A alta do petróleo e de outras commodities em meio ao conflito em curso com o Irã levaram os EUA a considerarem medidas emergenciais, como o alívio de sanções sobre o petróleo bruto iraniano e o uso de suas próprias reservas para estabilizar o mercado.

O secretário do Tesouro, Scott Bessent, declarou em entrevista à Fox News Business que o governo de Donald Trump estaria considerando suspender algumas sanções ao petróleo do Irã que já está em trânsito marítimo, uma quantidade que ele estima em cerca de 140 milhões de barris, para injetar imediatamente o produto no mercado global.

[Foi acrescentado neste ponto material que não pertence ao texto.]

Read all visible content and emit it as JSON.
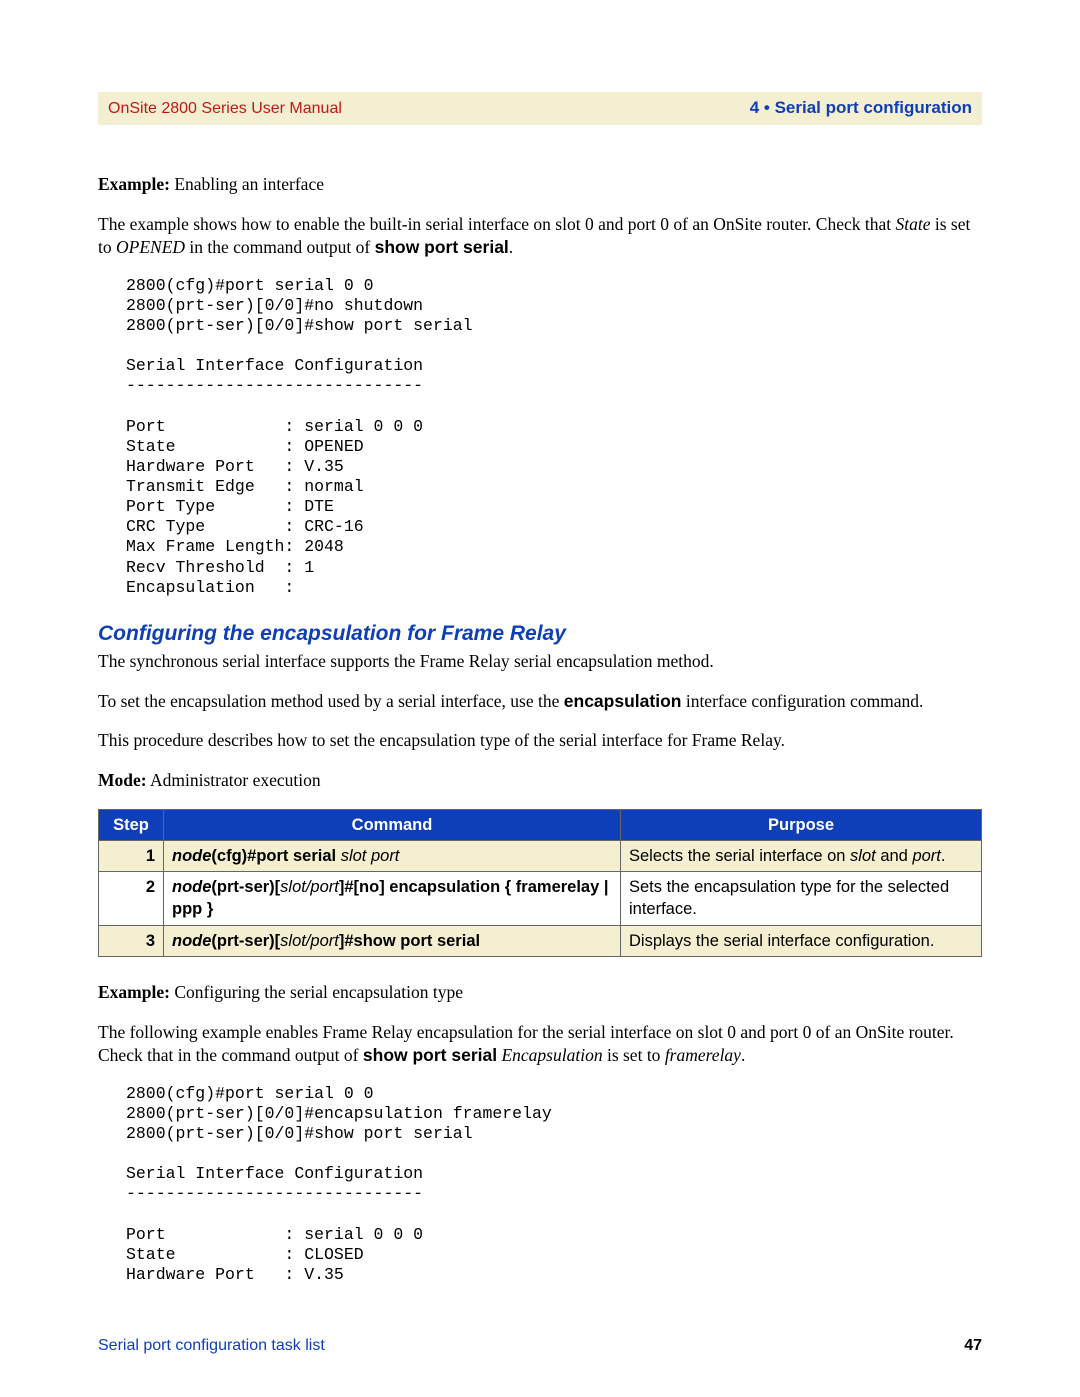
{
  "header": {
    "left": "OnSite 2800 Series User Manual",
    "right": "4 • Serial port configuration"
  },
  "example1": {
    "label": "Example:",
    "text": " Enabling an interface"
  },
  "intro1_1": "The example shows how to enable the built-in serial interface on slot 0 and port 0 of an OnSite router. Check that ",
  "intro1_state": "State",
  "intro1_2": " is set to ",
  "intro1_opened": "OPENED",
  "intro1_3": " in the command output of ",
  "intro1_cmd": "show port serial",
  "intro1_4": ".",
  "code1": "2800(cfg)#port serial 0 0\n2800(prt-ser)[0/0]#no shutdown\n2800(prt-ser)[0/0]#show port serial\n\nSerial Interface Configuration\n------------------------------\n\nPort            : serial 0 0 0\nState           : OPENED\nHardware Port   : V.35\nTransmit Edge   : normal\nPort Type       : DTE\nCRC Type        : CRC-16\nMax Frame Length: 2048\nRecv Threshold  : 1\nEncapsulation   :",
  "section_title": "Configuring the encapsulation for Frame Relay",
  "p2": "The synchronous serial interface supports the Frame Relay serial encapsulation method.",
  "p3_1": "To set the encapsulation method used by a serial interface, use the ",
  "p3_cmd": "encapsulation",
  "p3_2": " interface configuration command.",
  "p4": "This procedure describes how to set the encapsulation type of the serial interface for Frame Relay.",
  "mode": {
    "label": "Mode:",
    "text": " Administrator execution"
  },
  "table": {
    "headers": {
      "step": "Step",
      "command": "Command",
      "purpose": "Purpose"
    },
    "rows": [
      {
        "step": "1",
        "cmd1": "node",
        "cmd2": "(cfg)#port serial ",
        "cmd3": "slot port",
        "purpose1": "Selects the serial interface on ",
        "purpose_slot": "slot",
        "purpose_and": " and ",
        "purpose_port": "port",
        "purpose_end": "."
      },
      {
        "step": "2",
        "cmd1": "node",
        "cmd2": "(prt-ser)[",
        "cmd3": "slot/port",
        "cmd4": "]#[no] encapsulation { framerelay | ppp }",
        "purpose": "Sets the encapsulation type for the selected interface."
      },
      {
        "step": "3",
        "cmd1": "node",
        "cmd2": "(prt-ser)[",
        "cmd3": "slot/port",
        "cmd4": "]#show port serial",
        "purpose": "Displays the serial interface configuration."
      }
    ]
  },
  "example2": {
    "label": "Example:",
    "text": " Configuring the serial encapsulation type"
  },
  "p5_1": "The following example enables Frame Relay encapsulation for the serial interface on slot 0 and port 0 of an OnSite router. Check that in the command output of ",
  "p5_cmd": "show port serial",
  "p5_2": " ",
  "p5_encap": "Encapsulation",
  "p5_3": " is set to ",
  "p5_fr": "framerelay",
  "p5_4": ".",
  "code2": "2800(cfg)#port serial 0 0\n2800(prt-ser)[0/0]#encapsulation framerelay\n2800(prt-ser)[0/0]#show port serial\n\nSerial Interface Configuration\n------------------------------\n\nPort            : serial 0 0 0\nState           : CLOSED\nHardware Port   : V.35",
  "footer": {
    "left": "Serial port configuration task list",
    "right": "47"
  }
}
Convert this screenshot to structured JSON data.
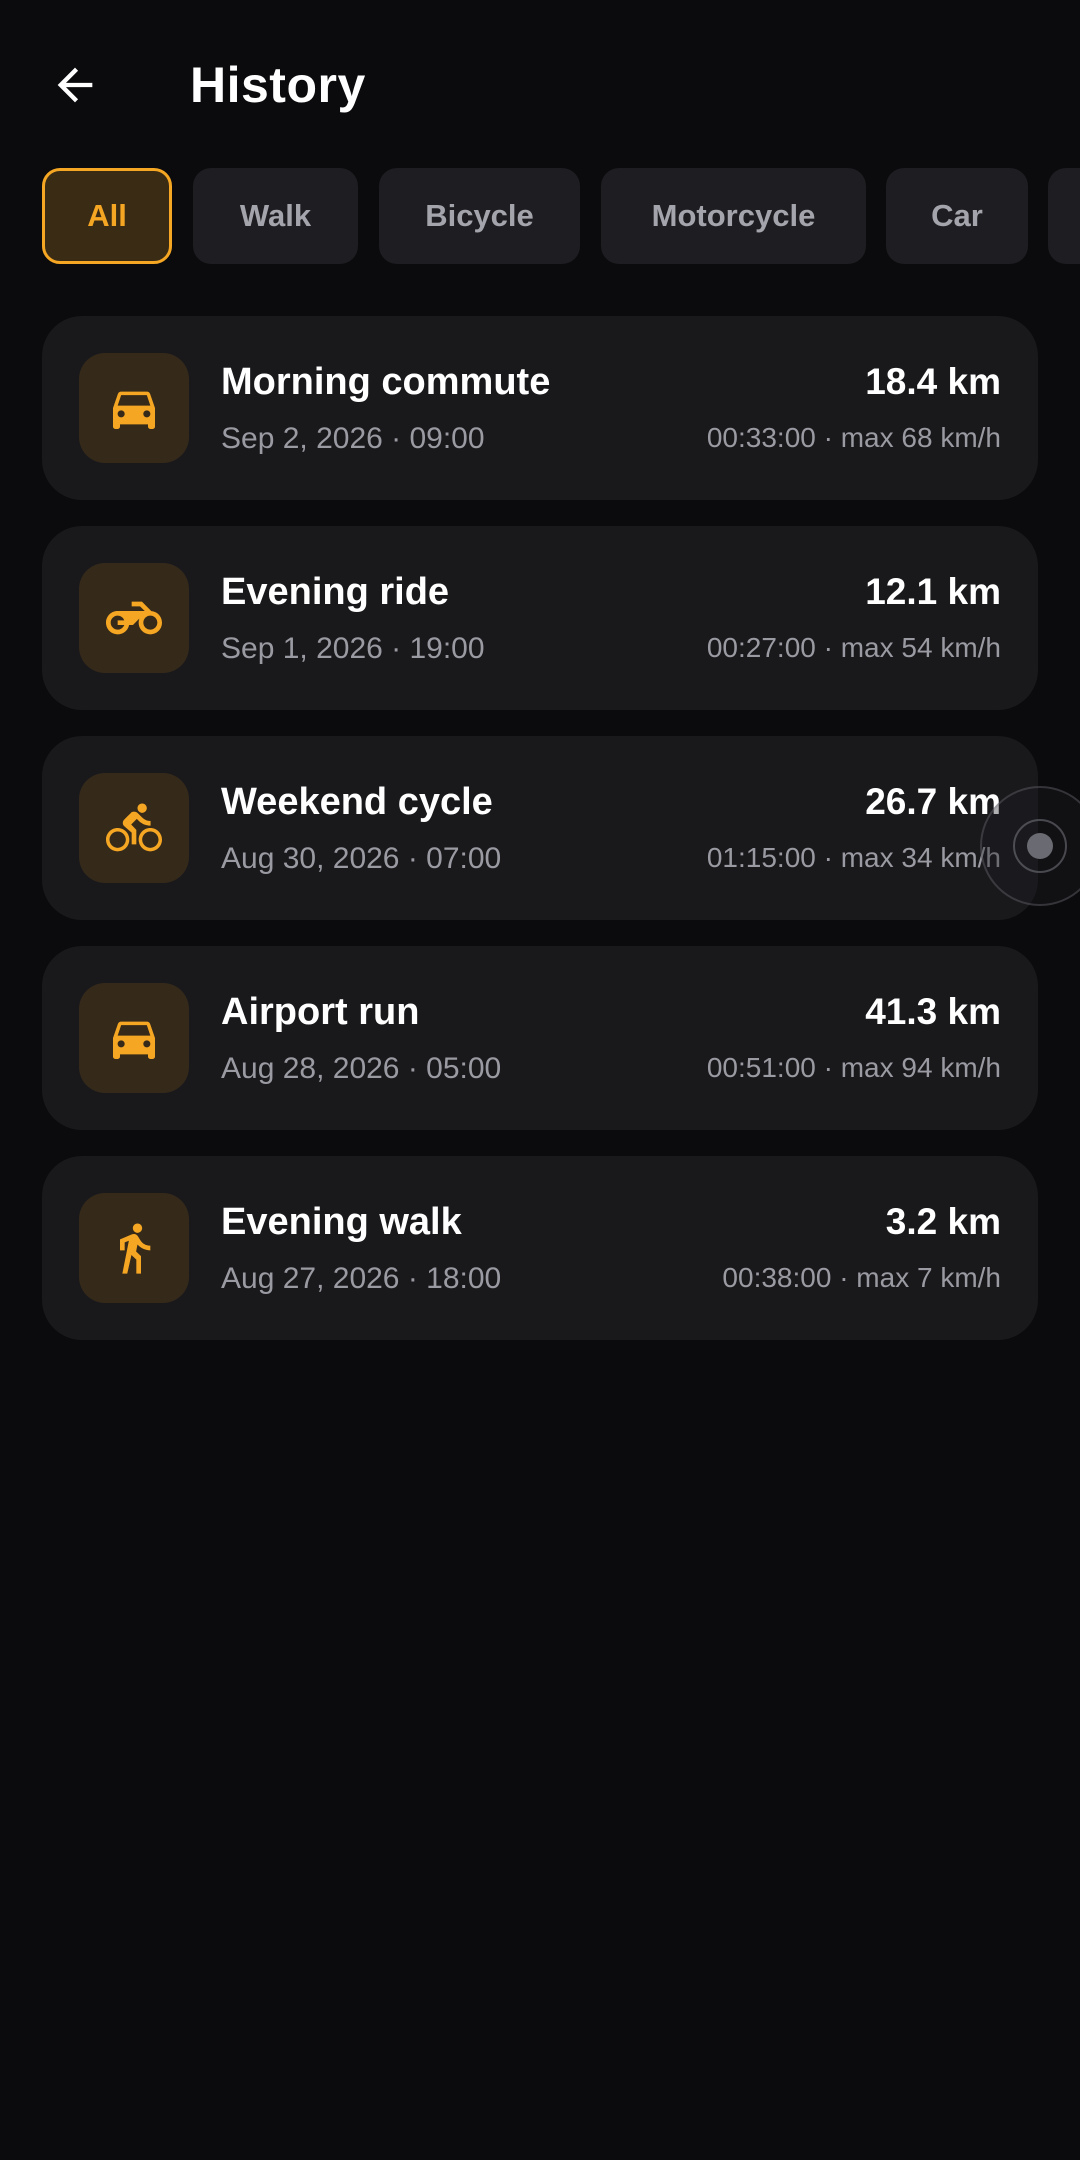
{
  "header": {
    "title": "History",
    "back_icon": "arrow-back-icon"
  },
  "filters": [
    {
      "label": "All",
      "active": true
    },
    {
      "label": "Walk",
      "active": false
    },
    {
      "label": "Bicycle",
      "active": false
    },
    {
      "label": "Motorcycle",
      "active": false
    },
    {
      "label": "Car",
      "active": false
    }
  ],
  "trips": [
    {
      "name": "Morning commute",
      "date": "Sep 2, 2026 · 09:00",
      "distance": "18.4 km",
      "stats": "00:33:00 · max 68 km/h",
      "icon": "car-icon"
    },
    {
      "name": "Evening ride",
      "date": "Sep 1, 2026 · 19:00",
      "distance": "12.1 km",
      "stats": "00:27:00 · max 54 km/h",
      "icon": "motorcycle-icon"
    },
    {
      "name": "Weekend cycle",
      "date": "Aug 30, 2026 · 07:00",
      "distance": "26.7 km",
      "stats": "01:15:00 · max 34 km/h",
      "icon": "bicycle-icon"
    },
    {
      "name": "Airport run",
      "date": "Aug 28, 2026 · 05:00",
      "distance": "41.3 km",
      "stats": "00:51:00 · max 94 km/h",
      "icon": "car-icon"
    },
    {
      "name": "Evening walk",
      "date": "Aug 27, 2026 · 18:00",
      "distance": "3.2 km",
      "stats": "00:38:00 · max 7 km/h",
      "icon": "walk-icon"
    }
  ],
  "colors": {
    "background": "#0b0b0d",
    "card": "#19191c",
    "accent": "#f5a623",
    "icon_bg": "#35291a",
    "muted_text": "#9a9aa2"
  }
}
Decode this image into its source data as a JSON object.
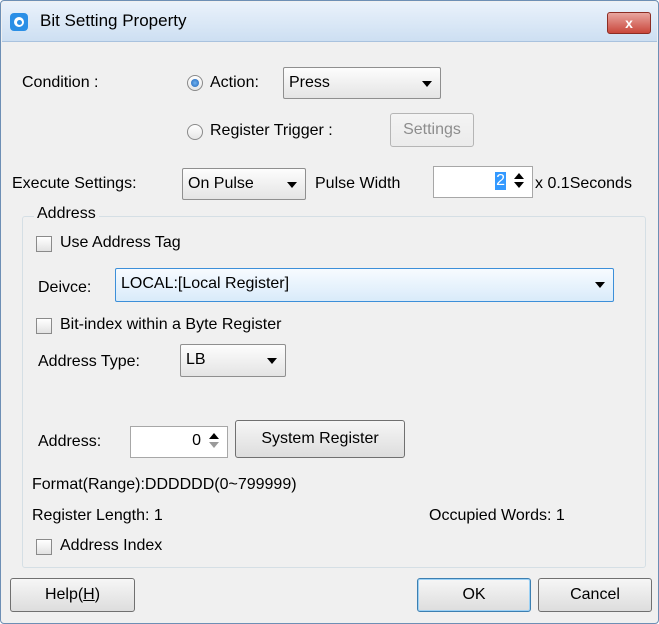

"Essencialmente, usaremos barris de petróleo iranianos contra os próprios iranianos para manter os preços baixos pelos próximos 10 a 14 dias, enquanto continuamos esta campanha", disse Bessent, que alegou que o Executivo dos EUA tem "muitas alavancas" e ferramentas adicionais para estabilizar a economia.

A avaliação surge em um momento em que o tráfego no Estreito de Ormuz - por onde passa um quinto do abastecimento mundial de petróleo e gás natural - permanece praticamente paralisado devido a ataques e ameaças do Irã.

Além do uso do petróleo bruto iraniano, os EUA cogitam usar recursos de sua própria reserva estratégica para conter a alta no setor energético.